The day the packaged arrived, I didn't think much of it.

It actually sat unopened for the longest time on the table by the front door. I just assumed Sarah had ordered it. But she was gone, in Europe for the summer working on her thesis, so it was just me all alone. We must've had what, a dozen Skype conversations, before I remembered to bring it up.

"A package came for you."

"Who from?"

"No idea. No return address." That should've been my first cause for suspicion. No return address, no name, no sender, just addressed to our apartment.

"Then how do you know it's for me?" She asked.

"'Cause I haven't ordered anything recently, dummy," I told her. "So it's obviously yours."

"It can't be too important, then," she shrugged. "We can open it now, or just wait 'til I get back. I really don't care." But we quickly moved onto other things—and by other things I mean it's our sex life and it's private so no, you're not getting a play-by-play narration or vibrator setting recommendations. You want porn, just browse the Sherlock tag on AO3.

The box continued to gather dust.

It did, however, happen to have a near nightly propensity for falling off the table-stand. I thought this was weird, but maybe Mycroft (yes, Sarah has a cat named Mycroft—can you think of anything more suiting?) had taken a fancy too it. Eventually I got bored of the morning ritual of replacing it so on the floor it sat.

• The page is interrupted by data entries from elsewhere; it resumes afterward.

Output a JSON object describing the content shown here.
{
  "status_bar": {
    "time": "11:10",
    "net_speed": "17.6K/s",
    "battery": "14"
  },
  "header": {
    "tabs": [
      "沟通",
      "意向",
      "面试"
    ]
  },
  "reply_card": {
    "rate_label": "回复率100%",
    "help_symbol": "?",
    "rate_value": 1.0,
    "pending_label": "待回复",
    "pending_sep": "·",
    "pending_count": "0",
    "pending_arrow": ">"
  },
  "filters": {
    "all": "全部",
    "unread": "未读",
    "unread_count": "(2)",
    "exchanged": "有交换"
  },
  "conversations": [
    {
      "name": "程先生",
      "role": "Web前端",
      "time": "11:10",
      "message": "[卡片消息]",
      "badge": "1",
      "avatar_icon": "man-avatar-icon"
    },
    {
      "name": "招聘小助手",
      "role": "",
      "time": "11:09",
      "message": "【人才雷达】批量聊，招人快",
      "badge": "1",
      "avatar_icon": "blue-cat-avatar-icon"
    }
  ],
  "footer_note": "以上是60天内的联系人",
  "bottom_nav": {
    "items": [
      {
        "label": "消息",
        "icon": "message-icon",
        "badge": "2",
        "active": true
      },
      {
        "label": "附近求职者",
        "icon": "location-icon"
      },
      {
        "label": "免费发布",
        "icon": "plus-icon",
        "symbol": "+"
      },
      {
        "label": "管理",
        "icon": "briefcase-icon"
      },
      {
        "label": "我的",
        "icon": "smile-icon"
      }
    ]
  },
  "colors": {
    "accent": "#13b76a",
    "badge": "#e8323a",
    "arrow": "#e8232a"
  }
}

Every once in awhile it'd be flipped over, or seemed to have scooted across the room on its own, powered, no doubt, by batting kitty paws. "Having fun with your new favorite toy?" I asked him probably around a month later, finding him guarding the plain cardboard box in full ninja stance.

…I was wrong. Mycroft fucking hated that thing.

I know. I know. That should've been my second clue.